The jade wares of Sanxingdui culture are not only large in number but also complex in kinds. They include ritual artifacts and daily utensils made of high quality jade like jade earring, jade bracelet, jade pipe, jade beads, jade pendant as well as jade arms or tools like jade spear, jade daggar-axe, jade chisel and so on. The latter kind of jade wares looked new and sharp when first exccavated and are mostly unearthed from the sacrificial pits. They should be ritual articals but not jade wares for practical use. Some tables are even as long as 90cm and made of very thin jade plate, showing that their manufactural skills like plate-cutting, sculptural carving and grinding already reached very high standard.

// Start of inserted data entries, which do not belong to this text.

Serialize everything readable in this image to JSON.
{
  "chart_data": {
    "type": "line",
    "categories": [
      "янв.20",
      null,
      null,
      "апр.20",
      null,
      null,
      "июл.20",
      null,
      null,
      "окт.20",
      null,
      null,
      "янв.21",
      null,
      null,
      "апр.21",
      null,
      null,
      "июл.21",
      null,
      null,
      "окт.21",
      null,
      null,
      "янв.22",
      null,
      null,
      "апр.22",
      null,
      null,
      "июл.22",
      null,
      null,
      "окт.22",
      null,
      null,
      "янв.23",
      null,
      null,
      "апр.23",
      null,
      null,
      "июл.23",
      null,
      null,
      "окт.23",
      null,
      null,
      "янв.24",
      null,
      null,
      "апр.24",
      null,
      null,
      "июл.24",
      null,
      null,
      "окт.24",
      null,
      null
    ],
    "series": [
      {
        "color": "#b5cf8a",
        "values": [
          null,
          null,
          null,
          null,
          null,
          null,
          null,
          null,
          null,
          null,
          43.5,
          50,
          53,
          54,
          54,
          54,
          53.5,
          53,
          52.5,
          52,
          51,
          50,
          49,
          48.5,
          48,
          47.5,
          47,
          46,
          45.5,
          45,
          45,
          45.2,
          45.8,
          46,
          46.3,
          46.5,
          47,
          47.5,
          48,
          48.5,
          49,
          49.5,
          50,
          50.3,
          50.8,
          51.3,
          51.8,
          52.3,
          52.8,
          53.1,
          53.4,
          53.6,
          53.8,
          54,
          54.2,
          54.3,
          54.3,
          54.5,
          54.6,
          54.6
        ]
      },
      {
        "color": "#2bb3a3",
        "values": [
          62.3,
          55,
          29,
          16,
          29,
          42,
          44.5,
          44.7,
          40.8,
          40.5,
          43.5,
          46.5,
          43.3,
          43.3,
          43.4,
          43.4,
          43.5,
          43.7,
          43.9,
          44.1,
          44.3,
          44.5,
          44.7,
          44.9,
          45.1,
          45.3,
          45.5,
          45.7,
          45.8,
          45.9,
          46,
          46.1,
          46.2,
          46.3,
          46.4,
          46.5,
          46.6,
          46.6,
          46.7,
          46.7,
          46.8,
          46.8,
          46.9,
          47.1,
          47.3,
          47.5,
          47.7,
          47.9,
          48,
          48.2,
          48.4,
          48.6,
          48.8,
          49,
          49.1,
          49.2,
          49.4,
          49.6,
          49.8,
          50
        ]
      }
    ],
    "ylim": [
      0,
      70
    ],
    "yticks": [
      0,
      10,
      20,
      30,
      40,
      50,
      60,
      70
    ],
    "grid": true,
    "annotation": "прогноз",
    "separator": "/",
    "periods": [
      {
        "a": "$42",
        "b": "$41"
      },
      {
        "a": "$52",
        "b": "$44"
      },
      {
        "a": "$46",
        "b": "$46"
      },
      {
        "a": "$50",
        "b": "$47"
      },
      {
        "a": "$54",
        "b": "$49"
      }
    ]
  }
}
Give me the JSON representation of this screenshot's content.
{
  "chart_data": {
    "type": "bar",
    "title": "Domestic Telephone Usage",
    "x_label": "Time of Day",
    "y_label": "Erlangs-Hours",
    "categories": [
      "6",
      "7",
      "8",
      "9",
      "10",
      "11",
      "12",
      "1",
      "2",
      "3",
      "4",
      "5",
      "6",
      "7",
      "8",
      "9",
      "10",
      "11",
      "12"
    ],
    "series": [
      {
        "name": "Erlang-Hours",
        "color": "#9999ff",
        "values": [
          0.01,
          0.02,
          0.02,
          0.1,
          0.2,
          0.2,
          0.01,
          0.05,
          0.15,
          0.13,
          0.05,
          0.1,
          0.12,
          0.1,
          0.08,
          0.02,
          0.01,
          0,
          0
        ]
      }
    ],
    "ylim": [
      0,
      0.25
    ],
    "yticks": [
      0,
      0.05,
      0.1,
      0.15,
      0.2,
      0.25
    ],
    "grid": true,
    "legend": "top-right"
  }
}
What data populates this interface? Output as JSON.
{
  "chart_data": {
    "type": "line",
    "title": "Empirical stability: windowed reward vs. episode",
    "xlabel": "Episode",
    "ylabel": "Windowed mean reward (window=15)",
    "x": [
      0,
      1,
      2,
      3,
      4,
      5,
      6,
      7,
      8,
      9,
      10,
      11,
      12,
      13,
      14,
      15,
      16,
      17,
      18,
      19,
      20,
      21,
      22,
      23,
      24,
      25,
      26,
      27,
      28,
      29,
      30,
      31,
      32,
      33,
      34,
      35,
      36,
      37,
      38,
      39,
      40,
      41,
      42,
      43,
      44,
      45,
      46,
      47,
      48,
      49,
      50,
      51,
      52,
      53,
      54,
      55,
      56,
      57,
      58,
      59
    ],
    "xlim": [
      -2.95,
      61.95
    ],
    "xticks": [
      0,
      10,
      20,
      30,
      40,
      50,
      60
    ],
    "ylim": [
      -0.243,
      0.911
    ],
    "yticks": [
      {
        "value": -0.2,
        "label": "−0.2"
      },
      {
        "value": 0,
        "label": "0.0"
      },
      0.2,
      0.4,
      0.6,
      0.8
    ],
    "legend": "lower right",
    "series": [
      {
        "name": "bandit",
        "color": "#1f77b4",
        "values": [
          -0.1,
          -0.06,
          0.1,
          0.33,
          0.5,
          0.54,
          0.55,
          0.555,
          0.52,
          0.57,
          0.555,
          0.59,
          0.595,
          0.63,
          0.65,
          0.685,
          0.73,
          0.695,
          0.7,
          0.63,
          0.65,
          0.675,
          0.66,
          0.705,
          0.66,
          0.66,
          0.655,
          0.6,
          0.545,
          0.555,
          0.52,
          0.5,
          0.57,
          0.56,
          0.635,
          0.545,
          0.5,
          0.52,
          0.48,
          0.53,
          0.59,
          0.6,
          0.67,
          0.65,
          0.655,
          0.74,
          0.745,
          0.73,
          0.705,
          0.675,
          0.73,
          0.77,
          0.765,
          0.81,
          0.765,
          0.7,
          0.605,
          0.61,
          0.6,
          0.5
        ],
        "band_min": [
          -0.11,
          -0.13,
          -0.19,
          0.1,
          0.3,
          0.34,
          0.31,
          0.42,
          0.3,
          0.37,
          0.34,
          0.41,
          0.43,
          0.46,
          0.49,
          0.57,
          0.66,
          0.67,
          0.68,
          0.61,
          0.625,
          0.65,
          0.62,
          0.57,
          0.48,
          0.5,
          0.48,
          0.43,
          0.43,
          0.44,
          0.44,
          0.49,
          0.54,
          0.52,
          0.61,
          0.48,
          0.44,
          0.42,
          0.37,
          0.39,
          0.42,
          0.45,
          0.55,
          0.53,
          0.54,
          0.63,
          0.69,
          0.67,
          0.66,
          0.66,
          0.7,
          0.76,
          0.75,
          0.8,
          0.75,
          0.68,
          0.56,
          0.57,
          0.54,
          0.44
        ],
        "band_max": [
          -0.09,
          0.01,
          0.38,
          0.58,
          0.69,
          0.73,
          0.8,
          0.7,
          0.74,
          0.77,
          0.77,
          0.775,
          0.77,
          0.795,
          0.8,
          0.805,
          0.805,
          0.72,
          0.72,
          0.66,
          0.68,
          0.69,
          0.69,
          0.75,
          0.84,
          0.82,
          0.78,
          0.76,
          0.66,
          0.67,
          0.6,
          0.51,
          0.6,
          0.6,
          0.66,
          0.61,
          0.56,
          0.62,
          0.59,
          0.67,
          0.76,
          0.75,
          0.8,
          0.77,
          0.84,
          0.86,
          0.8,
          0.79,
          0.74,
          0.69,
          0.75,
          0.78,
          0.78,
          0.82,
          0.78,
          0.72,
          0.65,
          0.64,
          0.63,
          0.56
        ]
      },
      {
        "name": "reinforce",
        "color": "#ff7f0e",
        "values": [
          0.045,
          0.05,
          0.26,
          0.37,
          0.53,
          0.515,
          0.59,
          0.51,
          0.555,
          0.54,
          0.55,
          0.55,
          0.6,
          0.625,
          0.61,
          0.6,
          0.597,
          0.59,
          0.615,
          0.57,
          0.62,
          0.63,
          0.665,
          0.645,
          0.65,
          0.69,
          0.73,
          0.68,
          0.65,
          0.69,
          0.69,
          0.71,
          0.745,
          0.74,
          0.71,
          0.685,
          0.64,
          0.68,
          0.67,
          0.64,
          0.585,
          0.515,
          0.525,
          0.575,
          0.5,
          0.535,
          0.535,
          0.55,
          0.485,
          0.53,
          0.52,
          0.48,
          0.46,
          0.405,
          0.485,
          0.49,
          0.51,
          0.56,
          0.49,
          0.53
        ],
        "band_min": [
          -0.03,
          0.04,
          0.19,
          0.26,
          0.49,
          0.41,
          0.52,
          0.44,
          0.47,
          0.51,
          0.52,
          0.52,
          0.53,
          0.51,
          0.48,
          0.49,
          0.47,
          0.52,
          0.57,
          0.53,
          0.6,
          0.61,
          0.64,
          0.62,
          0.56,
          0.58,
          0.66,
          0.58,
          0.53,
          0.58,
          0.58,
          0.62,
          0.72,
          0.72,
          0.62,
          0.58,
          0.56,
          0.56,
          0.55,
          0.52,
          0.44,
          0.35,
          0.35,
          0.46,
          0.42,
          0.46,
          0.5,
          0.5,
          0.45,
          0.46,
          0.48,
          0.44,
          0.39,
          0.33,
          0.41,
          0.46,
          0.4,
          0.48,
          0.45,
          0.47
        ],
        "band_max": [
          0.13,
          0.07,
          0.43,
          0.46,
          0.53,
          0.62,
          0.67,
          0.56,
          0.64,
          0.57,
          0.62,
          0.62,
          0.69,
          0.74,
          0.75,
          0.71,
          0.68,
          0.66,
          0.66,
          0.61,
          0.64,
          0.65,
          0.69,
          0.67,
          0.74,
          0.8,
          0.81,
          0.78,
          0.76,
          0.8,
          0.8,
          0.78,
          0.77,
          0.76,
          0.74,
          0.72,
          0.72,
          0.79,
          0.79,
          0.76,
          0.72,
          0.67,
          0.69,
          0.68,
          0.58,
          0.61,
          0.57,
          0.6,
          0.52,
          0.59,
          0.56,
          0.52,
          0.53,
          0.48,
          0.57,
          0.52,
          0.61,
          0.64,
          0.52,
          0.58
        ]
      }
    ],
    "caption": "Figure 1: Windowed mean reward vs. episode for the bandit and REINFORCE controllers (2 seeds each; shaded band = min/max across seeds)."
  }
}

The excavation and studies of the ancient Sanxingdui ruins have solved many doubts for us but at the same time have left us many unsolved mysteries. Examples are as following:

  1. What is the source of the Sanxingdui culture?
  2. What nationality once lived in the Sanxingdui ruins?
  3. What is the nature of the regime and religion of the ancient Sanxingdui state?
  4. What are the reasons for the production of the Sanxingdui bronze artifacts?
  5. How did the ancient Sanxingdui State come into being? How long did it last? And why did it die out suddenly?
  6. What is the date of the two sacrificial pits?
  7. What is the nature of the two pits?
  8. How to solve the mystery of the "Ba-Shu graphic language?"
  9. How were the jade stones processed?
  10. The origin of the ivory and its use?
  11. How were the bronze erect human sculpture and the holy tree made in ancient times?
  12. What are the functions and usages of the various bronze masks of Sanxingdui?
  13. The function of the bronze divine alter?
  14. What is the thing held in the hand of the bronze erect man and what is its use?
  15. What is the use of the holy tree?
  16. What does the bronze erect man stand for?
  17. What social statues does the gold-screened head statue represent?
  18. What does the design on the gold rod indicated?
  19. The source and function of the gold rod?